Adapter and host filtering

At the end of August 2023, we discovered that the parameters used by qp-fastp-minimap2 did not trigger application of adapter filtering. By default, fastp performs autodetection of adapters and filtering for single-end data. By default, fastp does not perform these operations on paired-end data. This behavior was not expected by us. It was discovered when manually assessing replicated sequences, which on examination by BLAST against NT reported to be adapters.

Adapter filtering for paired-end data with fastp requires specifying either the exact adapters to remove (i.e., no autodetection), or to explicitly specify “–detect_adapter_for_pe”. Qiita previously indicated to users that the qp-fastp-minimap2 plugin was performing adapter autodetection and filtering. However, because this flag was not specified, that behavior did not occur.
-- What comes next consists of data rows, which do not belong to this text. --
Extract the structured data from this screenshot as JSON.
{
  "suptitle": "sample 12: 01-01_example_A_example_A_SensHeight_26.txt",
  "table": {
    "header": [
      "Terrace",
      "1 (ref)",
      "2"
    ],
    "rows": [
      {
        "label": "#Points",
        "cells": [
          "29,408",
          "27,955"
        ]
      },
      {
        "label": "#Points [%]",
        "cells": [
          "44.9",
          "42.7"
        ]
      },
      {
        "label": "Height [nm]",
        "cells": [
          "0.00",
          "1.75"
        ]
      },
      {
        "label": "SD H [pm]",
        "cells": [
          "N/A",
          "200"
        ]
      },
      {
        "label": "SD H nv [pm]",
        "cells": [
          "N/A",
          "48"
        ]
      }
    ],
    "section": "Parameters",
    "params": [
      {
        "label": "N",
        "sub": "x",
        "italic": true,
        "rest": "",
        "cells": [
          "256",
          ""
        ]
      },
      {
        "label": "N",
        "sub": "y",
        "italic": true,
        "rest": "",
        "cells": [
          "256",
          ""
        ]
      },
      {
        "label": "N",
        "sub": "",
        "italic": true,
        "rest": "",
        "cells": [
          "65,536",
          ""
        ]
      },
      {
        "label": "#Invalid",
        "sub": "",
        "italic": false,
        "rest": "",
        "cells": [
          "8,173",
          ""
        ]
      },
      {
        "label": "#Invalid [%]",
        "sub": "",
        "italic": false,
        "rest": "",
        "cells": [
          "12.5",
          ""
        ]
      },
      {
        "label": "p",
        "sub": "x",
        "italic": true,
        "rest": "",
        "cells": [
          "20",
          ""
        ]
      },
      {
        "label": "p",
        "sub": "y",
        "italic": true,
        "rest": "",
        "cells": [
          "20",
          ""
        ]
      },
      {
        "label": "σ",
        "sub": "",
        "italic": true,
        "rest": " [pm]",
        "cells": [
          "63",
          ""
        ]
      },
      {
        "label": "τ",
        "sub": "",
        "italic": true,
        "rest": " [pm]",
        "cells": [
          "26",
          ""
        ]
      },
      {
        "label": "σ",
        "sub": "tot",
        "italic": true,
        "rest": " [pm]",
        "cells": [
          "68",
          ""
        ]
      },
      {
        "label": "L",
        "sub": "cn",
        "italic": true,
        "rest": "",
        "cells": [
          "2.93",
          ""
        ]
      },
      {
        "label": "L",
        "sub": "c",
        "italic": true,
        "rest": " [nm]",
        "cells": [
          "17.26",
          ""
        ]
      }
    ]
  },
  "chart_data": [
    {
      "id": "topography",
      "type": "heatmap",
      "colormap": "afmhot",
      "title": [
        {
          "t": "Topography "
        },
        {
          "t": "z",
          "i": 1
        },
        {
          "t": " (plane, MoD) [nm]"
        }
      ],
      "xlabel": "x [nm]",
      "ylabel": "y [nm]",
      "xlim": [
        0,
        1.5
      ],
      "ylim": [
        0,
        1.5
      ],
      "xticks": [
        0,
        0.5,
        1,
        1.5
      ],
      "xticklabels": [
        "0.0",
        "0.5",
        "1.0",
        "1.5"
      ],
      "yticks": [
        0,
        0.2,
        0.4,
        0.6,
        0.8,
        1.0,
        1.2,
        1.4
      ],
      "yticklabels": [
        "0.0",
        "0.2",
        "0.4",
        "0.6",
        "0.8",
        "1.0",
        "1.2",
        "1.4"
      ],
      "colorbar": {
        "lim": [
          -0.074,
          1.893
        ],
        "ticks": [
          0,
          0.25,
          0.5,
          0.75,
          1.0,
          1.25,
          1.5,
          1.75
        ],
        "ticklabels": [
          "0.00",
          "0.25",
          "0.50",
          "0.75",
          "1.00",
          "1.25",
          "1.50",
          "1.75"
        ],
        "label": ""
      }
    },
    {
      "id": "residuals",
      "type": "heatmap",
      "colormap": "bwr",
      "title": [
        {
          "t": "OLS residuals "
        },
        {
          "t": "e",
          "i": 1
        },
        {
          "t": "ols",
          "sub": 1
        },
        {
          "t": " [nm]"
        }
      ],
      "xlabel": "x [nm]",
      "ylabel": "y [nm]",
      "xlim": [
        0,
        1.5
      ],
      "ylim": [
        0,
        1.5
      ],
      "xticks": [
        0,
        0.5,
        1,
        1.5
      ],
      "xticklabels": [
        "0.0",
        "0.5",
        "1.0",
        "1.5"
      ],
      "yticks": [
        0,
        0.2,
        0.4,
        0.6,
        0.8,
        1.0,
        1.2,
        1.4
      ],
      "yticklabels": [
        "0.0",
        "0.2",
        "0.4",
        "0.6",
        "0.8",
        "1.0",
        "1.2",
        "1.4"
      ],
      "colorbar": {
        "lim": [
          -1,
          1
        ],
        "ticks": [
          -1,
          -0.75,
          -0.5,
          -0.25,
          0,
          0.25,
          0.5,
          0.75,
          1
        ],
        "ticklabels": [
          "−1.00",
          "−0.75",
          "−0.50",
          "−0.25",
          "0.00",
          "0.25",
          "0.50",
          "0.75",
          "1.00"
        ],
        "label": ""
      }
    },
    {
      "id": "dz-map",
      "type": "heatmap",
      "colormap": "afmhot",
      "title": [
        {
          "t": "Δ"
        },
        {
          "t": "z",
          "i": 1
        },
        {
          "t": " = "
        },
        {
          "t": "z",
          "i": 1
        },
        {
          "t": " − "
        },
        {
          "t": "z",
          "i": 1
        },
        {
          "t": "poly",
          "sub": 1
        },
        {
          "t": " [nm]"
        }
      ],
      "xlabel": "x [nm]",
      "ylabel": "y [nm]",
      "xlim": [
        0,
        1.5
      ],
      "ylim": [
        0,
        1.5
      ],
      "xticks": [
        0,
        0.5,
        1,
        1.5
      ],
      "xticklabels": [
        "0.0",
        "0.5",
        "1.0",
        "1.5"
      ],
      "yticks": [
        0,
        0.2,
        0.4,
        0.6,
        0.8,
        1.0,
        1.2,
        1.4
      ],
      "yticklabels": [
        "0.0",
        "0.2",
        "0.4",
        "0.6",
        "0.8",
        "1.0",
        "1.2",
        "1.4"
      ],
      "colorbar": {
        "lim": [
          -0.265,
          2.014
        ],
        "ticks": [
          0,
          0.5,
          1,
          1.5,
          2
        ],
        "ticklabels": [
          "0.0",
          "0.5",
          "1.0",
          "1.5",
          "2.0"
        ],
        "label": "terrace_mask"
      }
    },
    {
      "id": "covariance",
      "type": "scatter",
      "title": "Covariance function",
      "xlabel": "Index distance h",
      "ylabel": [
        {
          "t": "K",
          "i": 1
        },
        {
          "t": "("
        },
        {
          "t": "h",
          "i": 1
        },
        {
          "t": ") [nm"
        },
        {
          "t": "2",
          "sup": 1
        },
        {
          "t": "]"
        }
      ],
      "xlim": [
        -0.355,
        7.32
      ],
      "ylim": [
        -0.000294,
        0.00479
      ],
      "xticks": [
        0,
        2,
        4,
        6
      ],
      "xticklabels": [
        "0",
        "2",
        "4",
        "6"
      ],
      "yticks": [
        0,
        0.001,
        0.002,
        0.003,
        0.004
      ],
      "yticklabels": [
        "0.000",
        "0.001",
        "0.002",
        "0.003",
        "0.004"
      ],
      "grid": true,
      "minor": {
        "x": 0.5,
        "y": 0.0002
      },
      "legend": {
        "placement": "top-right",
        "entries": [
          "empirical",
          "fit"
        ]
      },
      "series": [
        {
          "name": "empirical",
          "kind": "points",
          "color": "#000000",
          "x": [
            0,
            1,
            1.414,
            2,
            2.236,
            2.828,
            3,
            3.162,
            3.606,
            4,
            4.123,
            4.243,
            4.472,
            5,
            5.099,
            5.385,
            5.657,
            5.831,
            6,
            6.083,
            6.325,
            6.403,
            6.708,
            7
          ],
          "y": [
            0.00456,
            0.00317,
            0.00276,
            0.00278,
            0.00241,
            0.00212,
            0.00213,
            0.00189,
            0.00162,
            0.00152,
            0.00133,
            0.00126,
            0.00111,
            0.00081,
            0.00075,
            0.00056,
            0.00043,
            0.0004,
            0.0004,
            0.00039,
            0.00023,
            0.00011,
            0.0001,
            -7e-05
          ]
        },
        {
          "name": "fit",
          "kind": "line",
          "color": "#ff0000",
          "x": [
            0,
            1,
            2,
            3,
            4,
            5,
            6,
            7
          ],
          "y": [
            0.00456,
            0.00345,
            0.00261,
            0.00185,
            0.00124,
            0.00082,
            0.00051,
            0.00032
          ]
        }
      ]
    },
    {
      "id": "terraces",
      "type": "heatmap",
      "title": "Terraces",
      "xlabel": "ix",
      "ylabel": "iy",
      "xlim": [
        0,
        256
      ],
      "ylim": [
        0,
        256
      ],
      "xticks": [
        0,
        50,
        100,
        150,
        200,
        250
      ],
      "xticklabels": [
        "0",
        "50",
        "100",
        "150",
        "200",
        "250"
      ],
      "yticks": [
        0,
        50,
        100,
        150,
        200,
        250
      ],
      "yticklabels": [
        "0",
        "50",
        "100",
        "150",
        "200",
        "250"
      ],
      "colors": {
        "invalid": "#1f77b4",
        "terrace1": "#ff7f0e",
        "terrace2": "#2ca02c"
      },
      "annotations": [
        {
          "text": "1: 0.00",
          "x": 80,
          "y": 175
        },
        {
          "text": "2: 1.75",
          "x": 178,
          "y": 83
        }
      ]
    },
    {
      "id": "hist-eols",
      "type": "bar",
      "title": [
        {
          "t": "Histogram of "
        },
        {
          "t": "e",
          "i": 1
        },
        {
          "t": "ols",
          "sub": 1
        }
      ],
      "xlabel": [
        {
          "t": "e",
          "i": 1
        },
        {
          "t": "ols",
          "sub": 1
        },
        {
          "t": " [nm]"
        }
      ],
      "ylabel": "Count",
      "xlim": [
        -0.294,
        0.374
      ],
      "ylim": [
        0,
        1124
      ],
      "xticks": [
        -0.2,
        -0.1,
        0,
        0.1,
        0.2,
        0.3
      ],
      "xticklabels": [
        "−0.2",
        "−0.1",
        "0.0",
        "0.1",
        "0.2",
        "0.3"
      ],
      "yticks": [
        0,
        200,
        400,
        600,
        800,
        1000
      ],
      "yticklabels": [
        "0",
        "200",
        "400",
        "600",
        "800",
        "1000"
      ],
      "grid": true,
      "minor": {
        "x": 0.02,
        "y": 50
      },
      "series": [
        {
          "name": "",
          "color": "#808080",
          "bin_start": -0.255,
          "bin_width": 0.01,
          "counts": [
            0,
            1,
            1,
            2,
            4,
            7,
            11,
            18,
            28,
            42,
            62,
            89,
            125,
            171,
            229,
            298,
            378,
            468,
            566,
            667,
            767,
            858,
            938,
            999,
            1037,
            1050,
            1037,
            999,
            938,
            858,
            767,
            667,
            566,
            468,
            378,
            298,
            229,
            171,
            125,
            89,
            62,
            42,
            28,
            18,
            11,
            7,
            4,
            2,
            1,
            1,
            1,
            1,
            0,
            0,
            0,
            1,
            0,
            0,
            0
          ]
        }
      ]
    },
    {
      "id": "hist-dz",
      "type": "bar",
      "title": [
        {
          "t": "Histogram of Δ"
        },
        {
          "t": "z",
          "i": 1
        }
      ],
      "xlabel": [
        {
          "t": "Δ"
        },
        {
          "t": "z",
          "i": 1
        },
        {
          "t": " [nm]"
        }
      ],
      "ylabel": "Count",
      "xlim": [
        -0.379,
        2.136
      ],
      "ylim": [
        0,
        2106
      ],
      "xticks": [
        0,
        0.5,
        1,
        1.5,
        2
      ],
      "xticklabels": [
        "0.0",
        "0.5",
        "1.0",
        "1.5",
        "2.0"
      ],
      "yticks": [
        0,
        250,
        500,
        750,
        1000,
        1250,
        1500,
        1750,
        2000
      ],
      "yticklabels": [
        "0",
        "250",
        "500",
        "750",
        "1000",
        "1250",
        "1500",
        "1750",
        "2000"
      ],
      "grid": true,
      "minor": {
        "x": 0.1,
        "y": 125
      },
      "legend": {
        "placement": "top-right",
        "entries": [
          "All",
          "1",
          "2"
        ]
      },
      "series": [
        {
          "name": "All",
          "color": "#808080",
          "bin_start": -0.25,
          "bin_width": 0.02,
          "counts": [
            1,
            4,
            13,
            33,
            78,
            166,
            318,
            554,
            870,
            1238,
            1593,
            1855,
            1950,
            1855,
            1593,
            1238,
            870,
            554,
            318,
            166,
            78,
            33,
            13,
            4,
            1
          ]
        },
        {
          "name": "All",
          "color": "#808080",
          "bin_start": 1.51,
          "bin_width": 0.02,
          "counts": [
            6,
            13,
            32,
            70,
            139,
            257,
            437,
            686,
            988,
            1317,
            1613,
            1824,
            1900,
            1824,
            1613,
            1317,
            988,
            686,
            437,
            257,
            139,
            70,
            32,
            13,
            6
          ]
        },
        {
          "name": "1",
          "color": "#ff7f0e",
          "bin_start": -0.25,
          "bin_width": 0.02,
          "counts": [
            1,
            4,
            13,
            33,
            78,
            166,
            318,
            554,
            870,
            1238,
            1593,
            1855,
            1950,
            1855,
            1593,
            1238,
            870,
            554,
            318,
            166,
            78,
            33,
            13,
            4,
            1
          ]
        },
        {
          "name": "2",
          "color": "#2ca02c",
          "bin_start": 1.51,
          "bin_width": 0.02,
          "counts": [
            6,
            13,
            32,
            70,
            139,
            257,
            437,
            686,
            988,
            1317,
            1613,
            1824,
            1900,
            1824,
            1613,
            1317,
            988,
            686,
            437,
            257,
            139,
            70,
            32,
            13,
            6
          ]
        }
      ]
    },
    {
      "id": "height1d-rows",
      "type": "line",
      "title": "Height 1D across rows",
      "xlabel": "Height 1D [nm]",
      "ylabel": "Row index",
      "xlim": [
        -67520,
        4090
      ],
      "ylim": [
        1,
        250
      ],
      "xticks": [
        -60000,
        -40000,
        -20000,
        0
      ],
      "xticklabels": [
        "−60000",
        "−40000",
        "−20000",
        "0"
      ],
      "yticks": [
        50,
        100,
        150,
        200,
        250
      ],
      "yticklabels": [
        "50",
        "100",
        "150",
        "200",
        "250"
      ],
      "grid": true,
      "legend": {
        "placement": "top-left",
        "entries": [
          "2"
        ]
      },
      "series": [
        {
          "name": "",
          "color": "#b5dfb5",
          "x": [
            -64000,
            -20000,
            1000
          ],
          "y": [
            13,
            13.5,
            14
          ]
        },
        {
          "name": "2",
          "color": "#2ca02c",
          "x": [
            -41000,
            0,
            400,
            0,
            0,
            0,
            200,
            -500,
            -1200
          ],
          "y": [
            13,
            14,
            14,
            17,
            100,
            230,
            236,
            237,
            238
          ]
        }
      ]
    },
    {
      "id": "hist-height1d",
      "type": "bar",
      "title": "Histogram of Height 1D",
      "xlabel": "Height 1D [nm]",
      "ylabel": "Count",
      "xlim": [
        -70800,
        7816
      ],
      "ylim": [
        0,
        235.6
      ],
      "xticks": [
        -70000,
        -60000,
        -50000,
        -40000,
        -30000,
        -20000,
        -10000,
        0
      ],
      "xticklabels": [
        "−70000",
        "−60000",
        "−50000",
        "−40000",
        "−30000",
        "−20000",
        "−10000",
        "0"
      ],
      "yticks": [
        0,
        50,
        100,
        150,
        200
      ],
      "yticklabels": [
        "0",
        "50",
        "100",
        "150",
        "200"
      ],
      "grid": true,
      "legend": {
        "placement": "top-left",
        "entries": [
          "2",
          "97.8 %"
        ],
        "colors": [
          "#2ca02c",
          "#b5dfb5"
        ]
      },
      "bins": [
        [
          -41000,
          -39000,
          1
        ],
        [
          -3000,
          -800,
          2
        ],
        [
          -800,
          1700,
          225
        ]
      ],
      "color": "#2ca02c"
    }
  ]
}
In the metagenomic dataset the adapters were discovered in, we observed a few sequences with high replication, with assignments to a few genomes in RS210. The coverage of those genomes, using all metagenomic short reads, was constrained to very specific regions. The replicated sequences exhibited high identity to known adapters. As such, we suspect the replicated sequences we observed were adapters. We suspect the observed genomes either suffer from adapter contamination themselves, or the constructs used in the samples we examined were derived from real organisms. Although we cannot differentiate this definitively in the data we examined, in either case these short reads are likely artifactual.

For the dataset we examined, removal of these false positives was important for the biological interpretation of the results. However, whether the removal is important likely depends on the dataset and question.

qp-fastp-minimap2 has been updated to perform adapter filtering on paired-end data. The fastp autodetection is compile-time limited to the first 256k sequences. Because of this, we opted for a more conservative approach of not relying on autodetection and instead we now test all adapters that fastp is aware of. Specifically, we now provide fastp a known adapters FASTA which is a serialized representation of their known adapter list.

The new command is named: Adapter and host filtering v2023.12.